Recent research published in JAMA Psychiatry is shedding light on the neural mechanisms behind relapse of major depressive disorder (MDD)—suggesting that focusing on certain neural regions after an episode could help predict the illness’ future course.

Despite major depression’s heavy global presence, the disease still has low rates of remission and high rates of relapse, Mary L. Phillips, MD, wrote in JAMA. 

“Understanding the pathophysiological processes that predispose people to MDD is clearly a step toward identifying objective neural markers that may guide treatment choice and novel intervention developments that can be translated into personalized interventions,” she said. “Yet there has been little focus on understanding neural mechanisms that predispose individuals to relapse.”

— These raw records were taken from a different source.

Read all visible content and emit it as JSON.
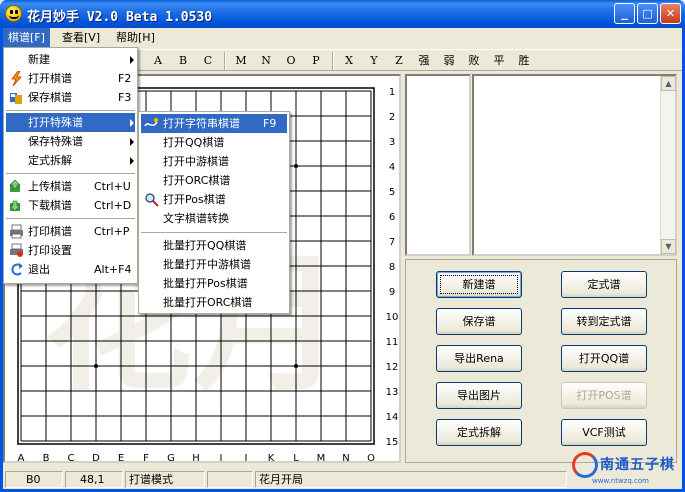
{
  "window": {
    "title": "花月妙手  V2.0 Beta 1.0530",
    "minimize": "_",
    "maximize": "□",
    "close": "✕"
  },
  "menubar": [
    "棋谱[F]",
    "查看[V]",
    "帮助[H]"
  ],
  "toolbar": {
    "letters": [
      "A",
      "B",
      "C",
      "M",
      "N",
      "O",
      "P",
      "X",
      "Y",
      "Z"
    ],
    "words": [
      "强",
      "弱",
      "败",
      "平",
      "胜"
    ]
  },
  "file_menu": {
    "items": [
      {
        "label": "新建",
        "shortcut": "",
        "submenu": true,
        "icon": ""
      },
      {
        "label": "打开棋谱",
        "shortcut": "F2",
        "submenu": false,
        "icon": "lightning-icon"
      },
      {
        "label": "保存棋谱",
        "shortcut": "F3",
        "submenu": false,
        "icon": "save-icon"
      },
      {
        "label": "打开特殊谱",
        "shortcut": "",
        "submenu": true,
        "icon": ""
      },
      {
        "label": "保存特殊谱",
        "shortcut": "",
        "submenu": true,
        "icon": ""
      },
      {
        "label": "定式拆解",
        "shortcut": "",
        "submenu": true,
        "icon": ""
      },
      {
        "label": "上传棋谱",
        "shortcut": "Ctrl+U",
        "submenu": false,
        "icon": "upload-icon"
      },
      {
        "label": "下载棋谱",
        "shortcut": "Ctrl+D",
        "submenu": false,
        "icon": "download-icon"
      },
      {
        "label": "打印棋谱",
        "shortcut": "Ctrl+P",
        "submenu": false,
        "icon": "printer-icon"
      },
      {
        "label": "打印设置",
        "shortcut": "",
        "submenu": false,
        "icon": "print-setup-icon"
      },
      {
        "label": "退出",
        "shortcut": "Alt+F4",
        "submenu": false,
        "icon": "exit-icon"
      }
    ]
  },
  "submenu": {
    "items": [
      {
        "label": "打开字符串棋谱",
        "shortcut": "F9",
        "icon": "string-icon"
      },
      {
        "label": "打开QQ棋谱",
        "shortcut": "",
        "icon": ""
      },
      {
        "label": "打开中游棋谱",
        "shortcut": "",
        "icon": ""
      },
      {
        "label": "打开ORC棋谱",
        "shortcut": "",
        "icon": ""
      },
      {
        "label": "打开Pos棋谱",
        "shortcut": "",
        "icon": "magnifier-icon"
      },
      {
        "label": "文字棋谱转换",
        "shortcut": "",
        "icon": ""
      },
      {
        "label": "批量打开QQ棋谱",
        "shortcut": "",
        "icon": ""
      },
      {
        "label": "批量打开中游棋谱",
        "shortcut": "",
        "icon": ""
      },
      {
        "label": "批量打开Pos棋谱",
        "shortcut": "",
        "icon": ""
      },
      {
        "label": "批量打开ORC棋谱",
        "shortcut": "",
        "icon": ""
      }
    ]
  },
  "board": {
    "cols": [
      "A",
      "B",
      "C",
      "D",
      "E",
      "F",
      "G",
      "H",
      "I",
      "J",
      "K",
      "L",
      "M",
      "N",
      "O"
    ],
    "rows": [
      "1",
      "2",
      "3",
      "4",
      "5",
      "6",
      "7",
      "8",
      "9",
      "10",
      "11",
      "12",
      "13",
      "14",
      "15"
    ],
    "watermark": "花月"
  },
  "buttons": [
    {
      "label": "新建谱",
      "disabled": false
    },
    {
      "label": "定式谱",
      "disabled": false
    },
    {
      "label": "保存谱",
      "disabled": false
    },
    {
      "label": "转到定式谱",
      "disabled": false
    },
    {
      "label": "导出Rena",
      "disabled": false
    },
    {
      "label": "打开QQ谱",
      "disabled": false
    },
    {
      "label": "导出图片",
      "disabled": false
    },
    {
      "label": "打开POS谱",
      "disabled": true
    },
    {
      "label": "定式拆解",
      "disabled": false
    },
    {
      "label": "VCF测试",
      "disabled": false
    }
  ],
  "statusbar": {
    "pos": "B0",
    "coord": "48,1",
    "mode": "打谱模式",
    "empty": "",
    "opening": "花月开局"
  },
  "logo": {
    "cn": "南通五子棋",
    "url": "www.ntwzq.com"
  },
  "colors": {
    "title_blue": "#0054e3",
    "highlight": "#316ac5",
    "face": "#ece9d8"
  }
}
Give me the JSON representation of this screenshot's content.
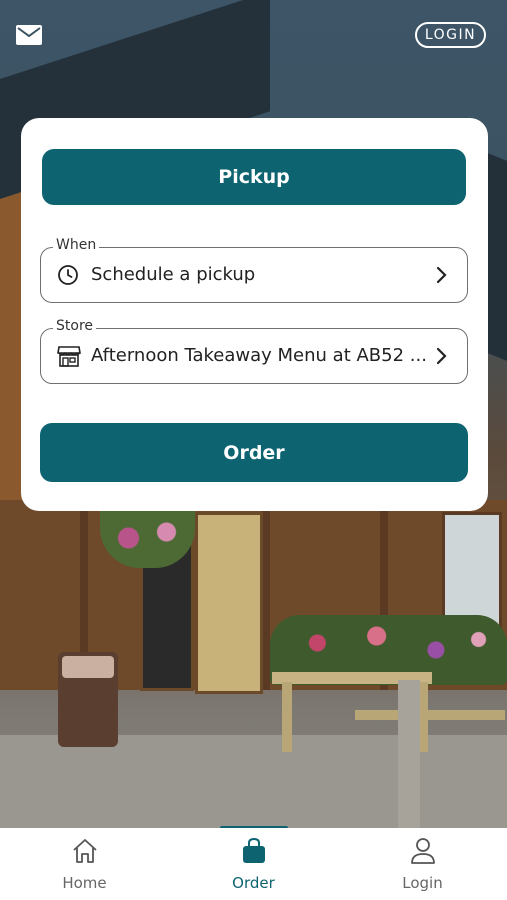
{
  "topbar": {
    "mail_icon": "mail-icon",
    "login_label": "LOGIN"
  },
  "card": {
    "mode_button_label": "Pickup",
    "when": {
      "label": "When",
      "value": "Schedule a pickup",
      "icon": "clock-icon"
    },
    "store": {
      "label": "Store",
      "value": "Afternoon Takeaway Menu at AB52 ...",
      "icon": "store-icon"
    },
    "order_button_label": "Order"
  },
  "bottom_nav": {
    "items": [
      {
        "label": "Home",
        "icon": "home-icon",
        "active": false
      },
      {
        "label": "Order",
        "icon": "shopping-bag-icon",
        "active": true
      },
      {
        "label": "Login",
        "icon": "user-icon",
        "active": false
      }
    ]
  },
  "colors": {
    "accent": "#0d6370",
    "card_bg": "#ffffff",
    "inactive_nav": "#666666"
  }
}
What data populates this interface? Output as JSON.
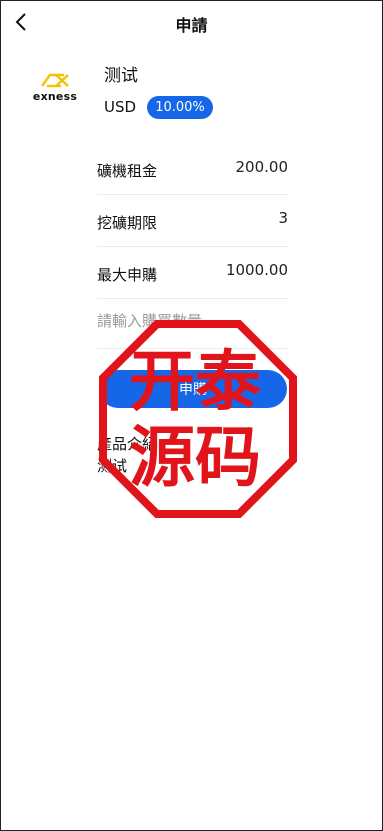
{
  "header": {
    "title": "申請"
  },
  "product": {
    "logo_text": "exness",
    "name": "测试",
    "currency": "USD",
    "rate": "10.00%"
  },
  "details": [
    {
      "label": "礦機租金",
      "value": "200.00"
    },
    {
      "label": "挖礦期限",
      "value": "3"
    },
    {
      "label": "最大申購",
      "value": "1000.00"
    }
  ],
  "quantity": {
    "placeholder": "請輸入購買數量",
    "value": ""
  },
  "submit_label": "申購",
  "intro": {
    "title": "產品介紹",
    "body": "测试"
  },
  "watermark": {
    "line1": "开泰",
    "line2": "源码"
  },
  "colors": {
    "accent": "#1666e8",
    "stamp": "#e0141a",
    "logo": "#f2c400"
  }
}
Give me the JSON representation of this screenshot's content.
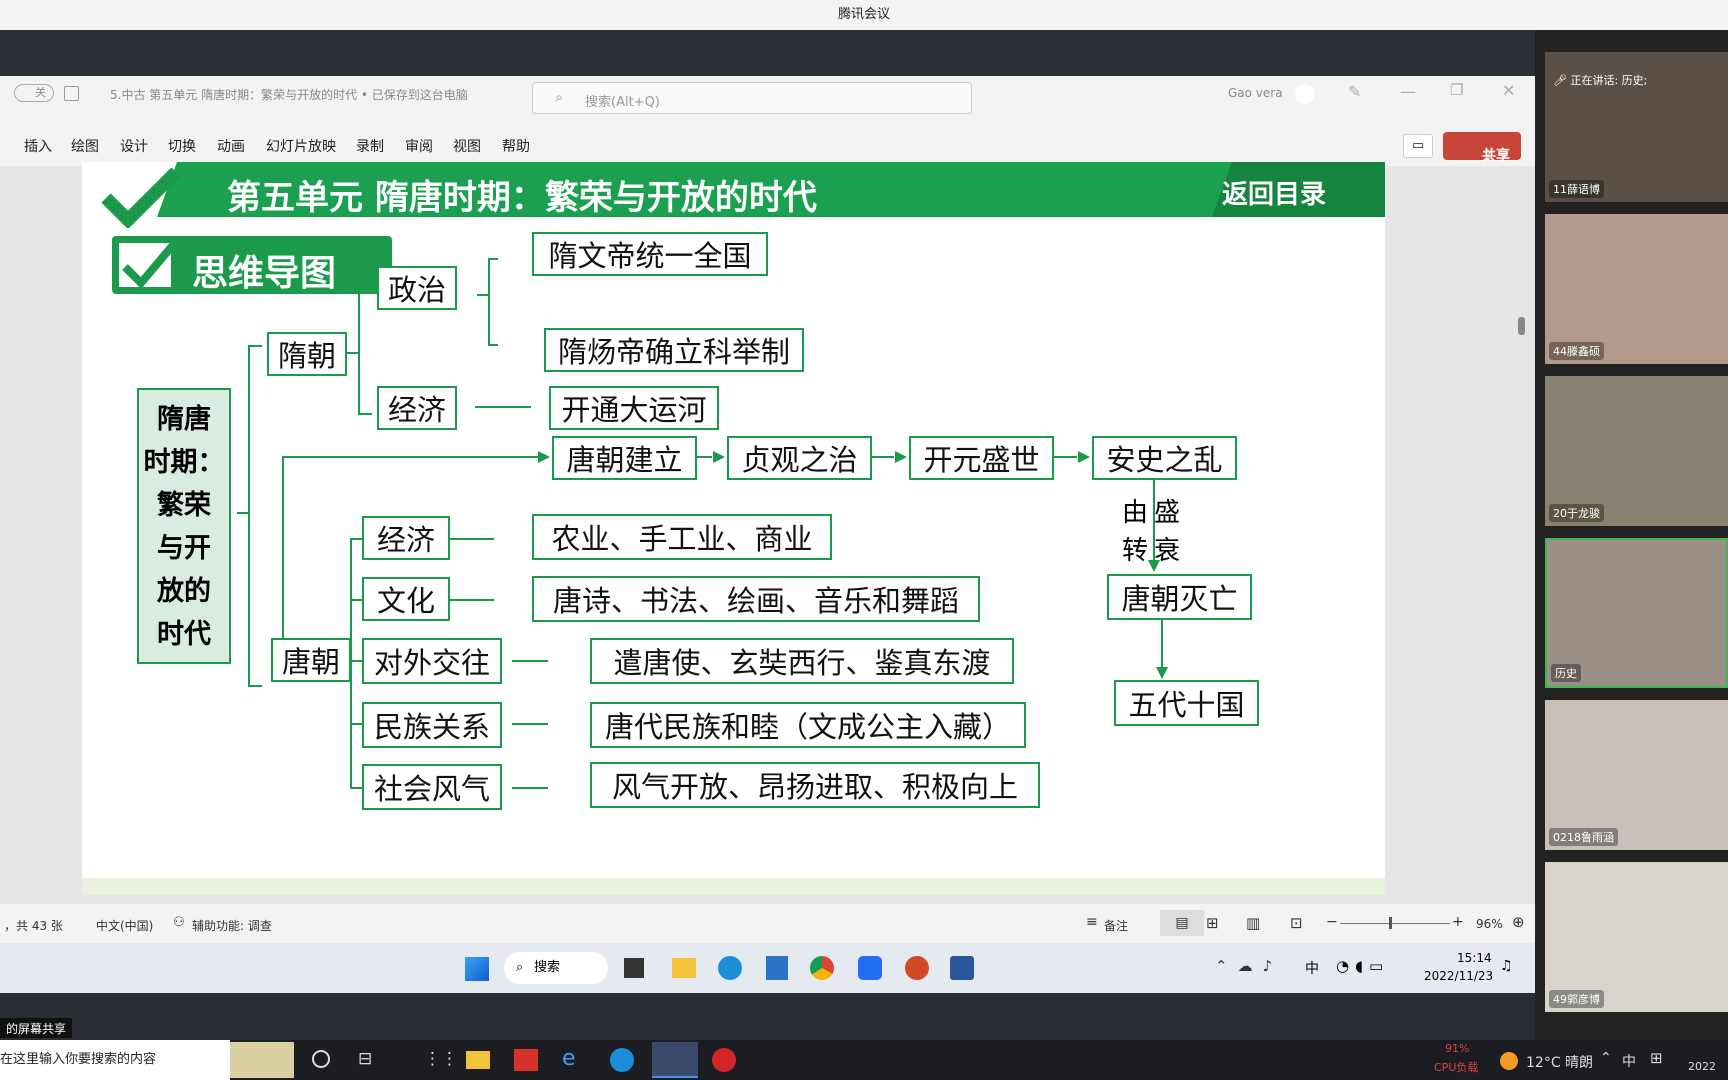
{
  "window_title": "腾讯会议",
  "ppt": {
    "autosave_label": "关",
    "doc_title": "5.中古 第五单元 隋唐时期：繁荣与开放的时代 • 已保存到这台电脑",
    "search_placeholder": "搜索(Alt+Q)",
    "user_name": "Gao vera",
    "share_label": "共享",
    "ribbon_tabs": [
      "插入",
      "绘图",
      "设计",
      "切换",
      "动画",
      "幻灯片放映",
      "录制",
      "审阅",
      "视图",
      "帮助"
    ],
    "status_slide": "，共 43 张",
    "status_lang": "中文(中国)",
    "status_access": "辅助功能: 调查",
    "status_notes": "备注",
    "zoom": "96%"
  },
  "slide": {
    "banner_title": "第五单元 隋唐时期：繁荣与开放的时代",
    "back_link": "返回目录",
    "mindmap_label": "思维导图",
    "root_lines": [
      "隋唐",
      "时期：",
      "繁荣",
      "与开",
      "放的",
      "时代"
    ],
    "nodes": {
      "sui": "隋朝",
      "tang": "唐朝",
      "politics": "政治",
      "sui_econ": "经济",
      "sui_pol1": "隋文帝统一全国",
      "sui_pol2": "隋炀帝确立科举制",
      "sui_econ1": "开通大运河",
      "chain1": "唐朝建立",
      "chain2": "贞观之治",
      "chain3": "开元盛世",
      "chain4": "安史之乱",
      "decline_a": "由盛",
      "decline_b": "转衰",
      "tang_fall": "唐朝灭亡",
      "five_dyn": "五代十国",
      "t_econ": "经济",
      "t_econ_v": "农业、手工业、商业",
      "t_cult": "文化",
      "t_cult_v": "唐诗、书法、绘画、音乐和舞蹈",
      "t_foreign": "对外交往",
      "t_foreign_v": "遣唐使、玄奘西行、鉴真东渡",
      "t_ethnic": "民族关系",
      "t_ethnic_v": "唐代民族和睦（文成公主入藏）",
      "t_social": "社会风气",
      "t_social_v": "风气开放、昂扬进取、积极向上"
    }
  },
  "gallery": {
    "speaking": "正在讲话: 历史;",
    "participants": [
      "11薛语博",
      "44滕鑫硕",
      "20于龙骏",
      "历史",
      "0218鲁雨涵",
      "49郭彦博"
    ]
  },
  "taskbar": {
    "search_label": "搜索",
    "time": "15:14",
    "date": "2022/11/23",
    "ime": "中"
  },
  "bottom_bar": {
    "screen_share_tag": "的屏幕共享",
    "search_box": "在这里输入你要搜索的内容",
    "cpu_pct": "91%",
    "cpu_label": "CPU负载",
    "weather": "12°C 晴朗",
    "ime": "中",
    "year_fragment": "2022"
  },
  "colors": {
    "accent_green": "#1a9a4a",
    "share_red": "#c8453a"
  }
}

Phillips wrote these types of studies could aid in the development of individualized interventions or, in some cases, could halt or prevent relapse in high-risk patients. She cited a longitudinal study conducted by a trio of German scientists as a step forward in attaining such information.

In their study, Phillips wrote, Dario Zaremba, MSc, and colleagues “narrowed the gap” in neuroimaging research with a small-scale study in which they examined whole-brain and region-of-interest changes in gray matter volume and cortical thickness over the course of two years. Sixty MDD patients in total were recruited for the study and matched with 54 control participants.

Zaremba et al. used automated whole-brain voxel-based morphometry to examine gray matter volume in the patients and analyzed regions of interest that focused on changes in cortical thickness. During follow-up, participants were classified as either experiencing no relapse or at least one relapse depressive episode—the majority of the pool, 37 patients, was in the latter group.

“The interpretation of these findings by Zaremba et al. was that a relapsing course of illness in MDD, as opposed to a non-relapsing course, is associated predominantly with gray matter reductions in neural regions implicated in executive function and emotional regulation and salience processing, possibly because of changes in glial cell density or neuronal size,” Phillips wrote.  She said that, importantly, there were no significant links between depressive symptom severity at the study’s baseline, symptom severity at follow-up and medication load on gray matter volumes.

Phillips said the trial is a “first step” in identifying objective neural markers of the future course of MDD, especially in midlife populations.

“The study stands out as important because of its focus on two key clinical problems in MDD, which are the high relapse rate and the difficulty in predicting illness course,” she wrote. “At a broader level, in a climate where the role of neuroimaging techniques in psychiatry remains unrealized, this study highlights the potential real-world utility of these techniques as clinical tools to provide information that can considerably influence long-term treatment choices to improve clinical outcomes for many people with MDD.”